Gudenas Brian L, Srivastava Anand K, Wang Liangjiang
Department of Genetics and Biochemistry, Clemson University, Clemson, South Carolina, United States of America.
J.C. Self Research Institute of Human Genetics, Greenwood Genetic Center, Greenwood, South Carolina, United States of America.
PLoS One. 2017 May 31;12(5):e0178532. doi: 10.1371/journal.pone.0178532. eCollection 2017.
Genetic studies have identified many risk loci for autism spectrum disorder (ASD) although causal factors in the majority of cases are still unknown. Currently, known ASD risk genes are all protein-coding genes; however, the vast majority of transcripts in humans are non-coding RNAs (ncRNAs) which do not encode proteins. Recently, long non-coding RNAs (lncRNAs) were shown to be highly expressed in the human brain and crucial for normal brain development. We have constructed a computational pipeline for the integration of various genomic datasets to identify lncRNAs associated with ASD. This pipeline utilizes differential gene expression patterns in affected tissues in conjunction with gene co-expression networks in tissue-matched non-affected samples. We analyzed RNA-seq data from the cortical brain tissues from ASD cases and controls to identify lncRNAs differentially expressed in ASD. We derived a gene co-expression network from an independent human brain developmental transcriptome and detected a convergence of the differentially expressed lncRNAs and known ASD risk genes into specific co-expression modules. Co-expression network analysis facilitates the discovery of associations between previously uncharacterized lncRNAs with known ASD risk genes, affected molecular pathways and at-risk developmental time points. In addition, we show that some of these lncRNAs have a high degree of overlap with major CNVs detected in ASD genetic studies. By utilizing this integrative approach comprised of differential expression analysis in affected tissues and connectivity metrics from a developmental co-expression network, we have prioritized a set of candidate ASD-associated lncRNAs. The identification of lncRNAs as novel ASD susceptibility genes could help explain the genetic pathogenesis of ASD.

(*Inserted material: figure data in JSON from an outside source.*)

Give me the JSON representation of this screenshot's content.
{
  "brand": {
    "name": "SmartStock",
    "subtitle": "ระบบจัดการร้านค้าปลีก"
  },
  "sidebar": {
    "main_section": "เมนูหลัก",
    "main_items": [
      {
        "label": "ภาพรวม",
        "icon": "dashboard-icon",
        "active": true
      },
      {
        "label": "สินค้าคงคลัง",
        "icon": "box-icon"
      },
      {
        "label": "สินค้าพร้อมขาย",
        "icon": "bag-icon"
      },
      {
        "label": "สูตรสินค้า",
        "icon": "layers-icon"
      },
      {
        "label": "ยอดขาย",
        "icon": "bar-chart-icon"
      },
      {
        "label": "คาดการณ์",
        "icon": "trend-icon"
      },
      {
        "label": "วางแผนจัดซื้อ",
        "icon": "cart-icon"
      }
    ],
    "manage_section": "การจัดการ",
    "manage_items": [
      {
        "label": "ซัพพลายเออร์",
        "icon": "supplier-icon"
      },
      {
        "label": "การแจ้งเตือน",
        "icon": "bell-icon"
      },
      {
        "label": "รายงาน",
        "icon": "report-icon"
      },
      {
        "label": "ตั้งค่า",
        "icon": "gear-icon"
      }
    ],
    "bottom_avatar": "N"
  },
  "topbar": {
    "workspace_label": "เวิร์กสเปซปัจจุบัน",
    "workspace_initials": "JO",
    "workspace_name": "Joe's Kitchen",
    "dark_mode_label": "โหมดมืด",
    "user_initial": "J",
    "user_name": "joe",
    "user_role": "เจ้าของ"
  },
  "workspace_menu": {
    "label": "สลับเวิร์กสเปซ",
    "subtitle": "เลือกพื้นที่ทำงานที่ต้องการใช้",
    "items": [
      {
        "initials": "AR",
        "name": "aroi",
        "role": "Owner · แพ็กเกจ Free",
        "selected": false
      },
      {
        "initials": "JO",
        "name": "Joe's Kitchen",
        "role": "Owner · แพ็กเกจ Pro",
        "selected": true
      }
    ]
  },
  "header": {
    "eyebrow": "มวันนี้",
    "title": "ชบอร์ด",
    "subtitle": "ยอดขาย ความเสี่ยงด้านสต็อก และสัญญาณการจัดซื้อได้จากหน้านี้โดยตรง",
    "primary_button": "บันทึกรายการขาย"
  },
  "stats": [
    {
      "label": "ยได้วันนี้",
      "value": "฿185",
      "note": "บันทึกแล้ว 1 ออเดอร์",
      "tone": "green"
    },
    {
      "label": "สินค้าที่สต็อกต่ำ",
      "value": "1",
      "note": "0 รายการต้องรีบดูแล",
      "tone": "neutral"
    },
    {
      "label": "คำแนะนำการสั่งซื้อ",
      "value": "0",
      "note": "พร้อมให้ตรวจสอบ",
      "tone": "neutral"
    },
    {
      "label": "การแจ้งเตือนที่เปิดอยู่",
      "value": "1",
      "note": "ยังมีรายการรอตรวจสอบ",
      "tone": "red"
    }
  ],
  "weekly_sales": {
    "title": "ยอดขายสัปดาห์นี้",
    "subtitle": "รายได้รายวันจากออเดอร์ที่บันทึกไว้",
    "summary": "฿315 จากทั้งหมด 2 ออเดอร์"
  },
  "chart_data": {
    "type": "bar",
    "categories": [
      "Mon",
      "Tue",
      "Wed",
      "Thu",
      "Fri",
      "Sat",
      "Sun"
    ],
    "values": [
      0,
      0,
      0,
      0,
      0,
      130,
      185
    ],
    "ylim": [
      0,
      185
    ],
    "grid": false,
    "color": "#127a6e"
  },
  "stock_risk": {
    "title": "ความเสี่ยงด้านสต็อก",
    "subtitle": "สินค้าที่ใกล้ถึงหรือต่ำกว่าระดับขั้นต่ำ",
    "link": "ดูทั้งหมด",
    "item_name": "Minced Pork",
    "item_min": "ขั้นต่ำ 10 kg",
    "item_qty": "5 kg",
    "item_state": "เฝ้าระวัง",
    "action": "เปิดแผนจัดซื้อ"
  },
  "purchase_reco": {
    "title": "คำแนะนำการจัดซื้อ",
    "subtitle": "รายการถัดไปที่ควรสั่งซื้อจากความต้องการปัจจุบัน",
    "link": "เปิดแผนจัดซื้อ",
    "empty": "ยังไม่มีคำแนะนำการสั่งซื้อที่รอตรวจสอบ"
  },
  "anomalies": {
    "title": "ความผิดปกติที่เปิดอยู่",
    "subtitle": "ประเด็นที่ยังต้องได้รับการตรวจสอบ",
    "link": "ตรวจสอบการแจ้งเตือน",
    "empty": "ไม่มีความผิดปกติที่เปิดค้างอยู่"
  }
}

基因研究已经确定了许多自闭症谱系障碍(ASD)的风险位点,尽管大多数情况下的致病因素仍然未知。目前,已知的ASD风险基因都是蛋白质编码基因;然而,人类中的绝大多数转录本是非编码RNA(ncRNA),它们不编码蛋白质。最近,长链非编码RNA(lncRNA)被证明在人类大脑中高度表达,并且对正常大脑发育至关重要。我们构建了一个计算流程,用于整合各种基因组数据集,以识别与ASD相关的lncRNA。该流程利用受影响组织中的差异基因表达模式,结合组织匹配的未受影响样本中的基因共表达网络。我们分析了来自ASD病例和对照的大脑皮质组织的RNA测序数据,以识别在ASD中差异表达的lncRNA。我们从一个独立的人类大脑发育转录组中推导了一个基因共表达网络,并检测到差异表达的lncRNA和已知的ASD风险基因汇聚到特定的共表达模块中。共表达网络分析有助于发现以前未表征的lncRNA与已知的ASD风险基因、受影响的分子途径和风险发育时间点之间的关联。此外,我们表明其中一些lncRNA与ASD基因研究中检测到的主要拷贝数变异(CNV)有高度重叠。通过利用这种由受影响组织中的差异表达分析和发育共表达网络的连接性指标组成的综合方法,我们对一组候选的ASD相关lncRNA进行了优先级排序。将lncRNA鉴定为新的ASD易感基因有助于解释ASD的遗传发病机制。